A review by the Nuclear Regulatory Commission (NRC) of the long-term safety of the Yucca Mountain repository for nuclear waste in Nevada has improved the chances that it may go ahead, despite the project being mothballed by the Obama administration back in 2010. The NRC’s “safety evaluation report” concludes that the repository, if built, would “meet the applicable [NRC] performance objectives” for environmental impact once it is permanently closed. However, that report does not actually state whether the NRC should give the green light to the repository being built.
The US Congress originally chose Yucca Mountain as one of five possible central storage sites for nuclear waste in 1986, and designated it as the only choice the following year.
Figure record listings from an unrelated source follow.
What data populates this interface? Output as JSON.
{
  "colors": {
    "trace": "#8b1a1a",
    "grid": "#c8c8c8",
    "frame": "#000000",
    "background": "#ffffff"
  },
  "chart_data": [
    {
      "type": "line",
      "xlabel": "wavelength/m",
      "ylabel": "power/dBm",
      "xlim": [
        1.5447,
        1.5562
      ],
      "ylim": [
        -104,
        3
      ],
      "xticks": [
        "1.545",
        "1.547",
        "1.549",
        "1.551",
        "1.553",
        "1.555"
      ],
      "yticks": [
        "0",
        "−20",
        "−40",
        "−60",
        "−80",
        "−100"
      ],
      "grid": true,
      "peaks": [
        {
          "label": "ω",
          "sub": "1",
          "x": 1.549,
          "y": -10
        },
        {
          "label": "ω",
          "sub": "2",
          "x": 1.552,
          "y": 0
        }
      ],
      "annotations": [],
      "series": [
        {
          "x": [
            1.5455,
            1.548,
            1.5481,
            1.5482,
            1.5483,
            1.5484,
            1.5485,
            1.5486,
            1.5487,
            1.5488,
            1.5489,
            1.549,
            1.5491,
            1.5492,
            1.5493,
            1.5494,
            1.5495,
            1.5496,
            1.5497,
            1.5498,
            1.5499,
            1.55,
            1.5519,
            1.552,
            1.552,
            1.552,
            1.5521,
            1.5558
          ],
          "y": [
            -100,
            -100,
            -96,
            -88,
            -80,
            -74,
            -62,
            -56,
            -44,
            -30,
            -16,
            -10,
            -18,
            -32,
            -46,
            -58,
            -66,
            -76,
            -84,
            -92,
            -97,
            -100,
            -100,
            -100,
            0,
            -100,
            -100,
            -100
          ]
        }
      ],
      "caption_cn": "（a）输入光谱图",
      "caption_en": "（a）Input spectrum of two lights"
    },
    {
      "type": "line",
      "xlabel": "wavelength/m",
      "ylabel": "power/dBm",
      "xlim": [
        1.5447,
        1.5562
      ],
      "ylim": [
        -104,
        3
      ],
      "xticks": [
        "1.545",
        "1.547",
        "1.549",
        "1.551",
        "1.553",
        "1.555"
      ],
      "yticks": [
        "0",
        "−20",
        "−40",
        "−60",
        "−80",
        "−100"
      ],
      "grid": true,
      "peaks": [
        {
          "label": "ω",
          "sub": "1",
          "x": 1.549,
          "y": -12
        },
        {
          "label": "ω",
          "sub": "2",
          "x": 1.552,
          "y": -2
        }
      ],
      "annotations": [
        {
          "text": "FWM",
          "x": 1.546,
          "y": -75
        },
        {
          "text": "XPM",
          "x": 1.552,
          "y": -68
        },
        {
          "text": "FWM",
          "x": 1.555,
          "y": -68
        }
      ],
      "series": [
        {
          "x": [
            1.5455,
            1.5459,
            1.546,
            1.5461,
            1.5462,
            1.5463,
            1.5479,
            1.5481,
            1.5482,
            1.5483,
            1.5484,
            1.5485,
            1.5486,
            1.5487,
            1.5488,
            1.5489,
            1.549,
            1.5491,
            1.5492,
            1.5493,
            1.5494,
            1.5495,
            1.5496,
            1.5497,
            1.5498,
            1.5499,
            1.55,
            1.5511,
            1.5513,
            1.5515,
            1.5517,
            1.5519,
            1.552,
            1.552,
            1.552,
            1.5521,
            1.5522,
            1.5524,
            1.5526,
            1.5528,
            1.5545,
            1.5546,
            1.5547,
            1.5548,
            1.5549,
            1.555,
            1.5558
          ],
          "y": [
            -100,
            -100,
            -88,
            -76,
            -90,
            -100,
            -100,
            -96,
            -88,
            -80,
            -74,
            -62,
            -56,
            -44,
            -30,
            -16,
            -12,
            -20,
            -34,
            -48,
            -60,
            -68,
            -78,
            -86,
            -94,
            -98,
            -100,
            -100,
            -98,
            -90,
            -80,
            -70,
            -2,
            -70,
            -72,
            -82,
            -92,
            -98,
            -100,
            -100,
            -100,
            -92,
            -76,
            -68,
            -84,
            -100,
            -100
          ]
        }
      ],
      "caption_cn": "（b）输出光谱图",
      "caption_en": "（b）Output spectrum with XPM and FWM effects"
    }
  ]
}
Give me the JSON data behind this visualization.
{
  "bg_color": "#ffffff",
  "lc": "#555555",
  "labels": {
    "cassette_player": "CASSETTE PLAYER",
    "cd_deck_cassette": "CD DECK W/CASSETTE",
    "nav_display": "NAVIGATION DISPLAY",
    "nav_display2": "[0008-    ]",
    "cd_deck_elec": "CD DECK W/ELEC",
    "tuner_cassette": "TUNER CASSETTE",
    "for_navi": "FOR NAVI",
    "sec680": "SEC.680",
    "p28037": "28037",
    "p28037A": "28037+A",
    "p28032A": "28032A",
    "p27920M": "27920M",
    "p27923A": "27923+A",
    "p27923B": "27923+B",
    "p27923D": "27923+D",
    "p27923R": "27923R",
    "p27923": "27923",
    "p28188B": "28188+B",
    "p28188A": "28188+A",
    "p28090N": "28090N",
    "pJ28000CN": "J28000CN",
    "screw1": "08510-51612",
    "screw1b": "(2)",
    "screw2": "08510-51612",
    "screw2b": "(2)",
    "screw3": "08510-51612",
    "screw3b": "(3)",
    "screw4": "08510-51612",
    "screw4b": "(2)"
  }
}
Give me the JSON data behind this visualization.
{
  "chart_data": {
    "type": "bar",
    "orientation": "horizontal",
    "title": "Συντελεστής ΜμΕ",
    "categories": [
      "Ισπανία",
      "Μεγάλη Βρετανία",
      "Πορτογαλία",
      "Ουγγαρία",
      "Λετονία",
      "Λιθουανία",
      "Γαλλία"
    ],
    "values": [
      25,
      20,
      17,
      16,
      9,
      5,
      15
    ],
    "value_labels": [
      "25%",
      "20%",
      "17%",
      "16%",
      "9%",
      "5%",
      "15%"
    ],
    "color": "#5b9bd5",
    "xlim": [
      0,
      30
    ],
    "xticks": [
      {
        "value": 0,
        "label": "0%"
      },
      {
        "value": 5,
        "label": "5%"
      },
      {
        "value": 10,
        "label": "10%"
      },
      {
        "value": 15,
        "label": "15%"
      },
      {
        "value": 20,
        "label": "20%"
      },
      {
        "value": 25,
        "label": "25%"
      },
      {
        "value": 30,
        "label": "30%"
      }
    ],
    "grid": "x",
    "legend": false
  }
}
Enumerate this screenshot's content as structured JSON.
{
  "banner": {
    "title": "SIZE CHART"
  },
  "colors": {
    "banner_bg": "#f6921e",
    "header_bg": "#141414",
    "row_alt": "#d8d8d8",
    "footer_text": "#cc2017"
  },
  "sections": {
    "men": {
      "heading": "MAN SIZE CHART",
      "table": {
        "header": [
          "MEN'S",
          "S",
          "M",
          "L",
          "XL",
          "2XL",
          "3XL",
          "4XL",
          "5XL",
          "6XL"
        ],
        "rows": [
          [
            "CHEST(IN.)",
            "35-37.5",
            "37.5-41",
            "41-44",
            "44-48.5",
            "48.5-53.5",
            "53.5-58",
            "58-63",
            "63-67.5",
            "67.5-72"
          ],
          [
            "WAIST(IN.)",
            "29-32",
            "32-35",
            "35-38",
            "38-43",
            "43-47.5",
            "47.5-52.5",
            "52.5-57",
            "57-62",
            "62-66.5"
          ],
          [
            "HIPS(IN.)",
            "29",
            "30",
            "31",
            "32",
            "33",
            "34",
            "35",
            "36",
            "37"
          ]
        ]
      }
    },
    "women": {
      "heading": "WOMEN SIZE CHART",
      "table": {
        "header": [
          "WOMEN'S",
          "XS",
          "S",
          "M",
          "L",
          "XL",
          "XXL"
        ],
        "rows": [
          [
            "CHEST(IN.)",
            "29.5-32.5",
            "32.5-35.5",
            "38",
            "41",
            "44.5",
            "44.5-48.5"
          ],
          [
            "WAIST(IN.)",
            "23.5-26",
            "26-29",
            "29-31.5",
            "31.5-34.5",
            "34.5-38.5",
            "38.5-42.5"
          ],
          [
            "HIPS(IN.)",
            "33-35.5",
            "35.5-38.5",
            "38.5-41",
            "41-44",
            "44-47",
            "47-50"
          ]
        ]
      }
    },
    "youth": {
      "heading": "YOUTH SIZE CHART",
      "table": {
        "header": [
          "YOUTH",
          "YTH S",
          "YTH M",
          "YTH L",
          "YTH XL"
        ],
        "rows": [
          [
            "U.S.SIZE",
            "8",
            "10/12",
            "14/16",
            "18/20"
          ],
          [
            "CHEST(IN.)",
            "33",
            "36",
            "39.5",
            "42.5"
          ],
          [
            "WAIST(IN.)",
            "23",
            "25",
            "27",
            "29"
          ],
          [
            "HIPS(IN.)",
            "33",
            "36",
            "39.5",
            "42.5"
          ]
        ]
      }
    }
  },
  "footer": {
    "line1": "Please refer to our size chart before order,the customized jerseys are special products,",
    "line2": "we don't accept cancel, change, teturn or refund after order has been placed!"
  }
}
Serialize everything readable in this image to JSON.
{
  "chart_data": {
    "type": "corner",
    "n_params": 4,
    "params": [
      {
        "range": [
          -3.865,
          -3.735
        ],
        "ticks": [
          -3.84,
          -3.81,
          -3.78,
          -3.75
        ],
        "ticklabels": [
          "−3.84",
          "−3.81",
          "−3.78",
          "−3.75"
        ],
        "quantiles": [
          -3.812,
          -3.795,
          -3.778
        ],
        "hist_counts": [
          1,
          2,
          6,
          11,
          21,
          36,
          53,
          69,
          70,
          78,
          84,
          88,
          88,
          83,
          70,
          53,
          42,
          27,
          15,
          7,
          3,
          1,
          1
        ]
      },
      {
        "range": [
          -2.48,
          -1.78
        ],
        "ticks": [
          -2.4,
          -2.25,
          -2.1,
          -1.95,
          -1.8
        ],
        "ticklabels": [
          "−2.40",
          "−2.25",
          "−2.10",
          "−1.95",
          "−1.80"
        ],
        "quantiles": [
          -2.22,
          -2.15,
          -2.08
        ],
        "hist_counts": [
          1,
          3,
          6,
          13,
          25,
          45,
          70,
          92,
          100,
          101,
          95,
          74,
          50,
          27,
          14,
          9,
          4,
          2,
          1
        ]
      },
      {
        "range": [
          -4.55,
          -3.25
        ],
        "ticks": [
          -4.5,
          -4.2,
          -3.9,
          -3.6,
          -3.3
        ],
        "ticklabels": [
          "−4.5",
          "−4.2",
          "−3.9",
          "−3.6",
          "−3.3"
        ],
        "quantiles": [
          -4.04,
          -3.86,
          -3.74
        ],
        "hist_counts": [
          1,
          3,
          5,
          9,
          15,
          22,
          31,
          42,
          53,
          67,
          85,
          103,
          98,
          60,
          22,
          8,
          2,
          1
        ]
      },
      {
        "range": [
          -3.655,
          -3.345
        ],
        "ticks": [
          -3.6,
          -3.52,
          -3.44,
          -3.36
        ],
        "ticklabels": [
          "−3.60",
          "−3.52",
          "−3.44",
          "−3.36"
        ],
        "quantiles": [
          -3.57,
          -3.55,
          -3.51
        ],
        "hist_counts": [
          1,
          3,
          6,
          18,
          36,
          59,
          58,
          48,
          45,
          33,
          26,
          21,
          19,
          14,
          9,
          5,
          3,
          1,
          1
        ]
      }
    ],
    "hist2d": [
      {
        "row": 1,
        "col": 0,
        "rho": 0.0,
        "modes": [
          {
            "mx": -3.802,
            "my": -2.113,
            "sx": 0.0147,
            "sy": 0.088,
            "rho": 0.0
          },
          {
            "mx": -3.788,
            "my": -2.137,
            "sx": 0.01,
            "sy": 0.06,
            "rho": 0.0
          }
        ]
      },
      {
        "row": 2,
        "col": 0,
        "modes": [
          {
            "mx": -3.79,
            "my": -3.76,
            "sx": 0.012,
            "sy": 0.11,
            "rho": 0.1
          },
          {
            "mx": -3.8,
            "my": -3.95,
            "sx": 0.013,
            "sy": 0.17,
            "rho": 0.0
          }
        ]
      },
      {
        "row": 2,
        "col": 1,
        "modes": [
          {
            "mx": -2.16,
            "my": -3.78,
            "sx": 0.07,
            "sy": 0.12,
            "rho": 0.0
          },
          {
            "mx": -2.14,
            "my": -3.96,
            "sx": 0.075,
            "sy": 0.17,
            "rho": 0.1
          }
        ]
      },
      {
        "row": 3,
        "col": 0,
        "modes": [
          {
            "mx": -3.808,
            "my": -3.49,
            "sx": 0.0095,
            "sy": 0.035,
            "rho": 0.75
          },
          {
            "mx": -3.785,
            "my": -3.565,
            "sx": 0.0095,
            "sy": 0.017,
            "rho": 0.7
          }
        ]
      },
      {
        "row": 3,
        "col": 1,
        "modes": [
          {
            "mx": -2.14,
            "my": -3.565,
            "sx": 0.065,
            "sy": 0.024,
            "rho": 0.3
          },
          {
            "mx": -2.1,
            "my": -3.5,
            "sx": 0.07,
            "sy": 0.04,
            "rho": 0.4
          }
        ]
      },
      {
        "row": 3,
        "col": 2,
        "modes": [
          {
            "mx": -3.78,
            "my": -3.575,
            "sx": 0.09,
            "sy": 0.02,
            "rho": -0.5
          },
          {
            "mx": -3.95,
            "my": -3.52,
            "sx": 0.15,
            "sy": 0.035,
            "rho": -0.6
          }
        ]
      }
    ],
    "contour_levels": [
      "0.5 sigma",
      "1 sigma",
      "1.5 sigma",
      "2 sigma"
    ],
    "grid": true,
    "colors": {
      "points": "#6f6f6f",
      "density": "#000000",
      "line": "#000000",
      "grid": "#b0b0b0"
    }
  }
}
By 1997, the Department of Energy (DOE) had tested the site’s suitability for the task by burying metal containers deep underneath the mountain and heating them to simulate the effect of radiation from nuclear waste on the local environment.
Located about 150 km north of Las Vegas, the site was originally intended by the DOE to hold waste safely for 10,000 years after it was sealed. But in 2004 – in response to a case brought by the state of Nevada – a federal-government appeals court ruled that the assurance of safety should last for hundreds of thousands of years, prompting the NRC to begin a review of the site’s safety. However, the election of President Barack Obama in 2008, who had campaigned against the project, seemed to end the matter, and two years later Gregory Jaczko, whom Obama had chosen as chair of the NRC, shut down the review.
Multiple barriers
After a three-year hiatus, the review started up again when another appeals court – responding to a lawsuit bought by states and counties unable to ship their nuclear waste – ordered it to be completed. Released in October, the review approves the repository’s safety standards for individual protection, human intrusion and groundwater protection through the use of multiple barriers to isolate the environment from any radioactivity.
Then five days after the report was published, NRC chair Allison Macfarlane, an opponent of the repository, announced that she will leave the commission at the end of 2014. Macfarlane, who succeeded Jaczko as NRC chair two years ago, was the only geologist on the five-member commission, and frequently appeared in the minority on votes, particularly those involving the safety of nuclear reactors. She will now become director of the Center for International Science and Technology Policy at George Washington University.
Macfarlane’s departure was not the only boost for Yucca Mountain’s proponents. The Republican Party’s capture of the Senate in last month’s US mid-term elections means that Nevada Democrat Harry Reid will lose the leadership of the Senate – a position that had enabled him to block all efforts to advance the repository during the past four years. Republican Cresent Hardy, newly elected to the House of Representatives from the constituency that contains Yucca Mountain, supports the project.
Expensive and time-consuming
Resurrecting Yucca Mountain is, however, likely to be expensive and time-consuming. “To get to the point where we have a licensing decision, we would need to complete a supplement to the environmental-impact statement from the DOE,” NRC spokesperson David McIntyre told Physics World. “We would also have to complete an adjudicatory hearing that would need perhaps two or three years.”
And while the NRC has direct oversight of Yucca Mountain, the DOE – which remains in the hands of Obama-administration appointees – will still decide whether it goes ahead.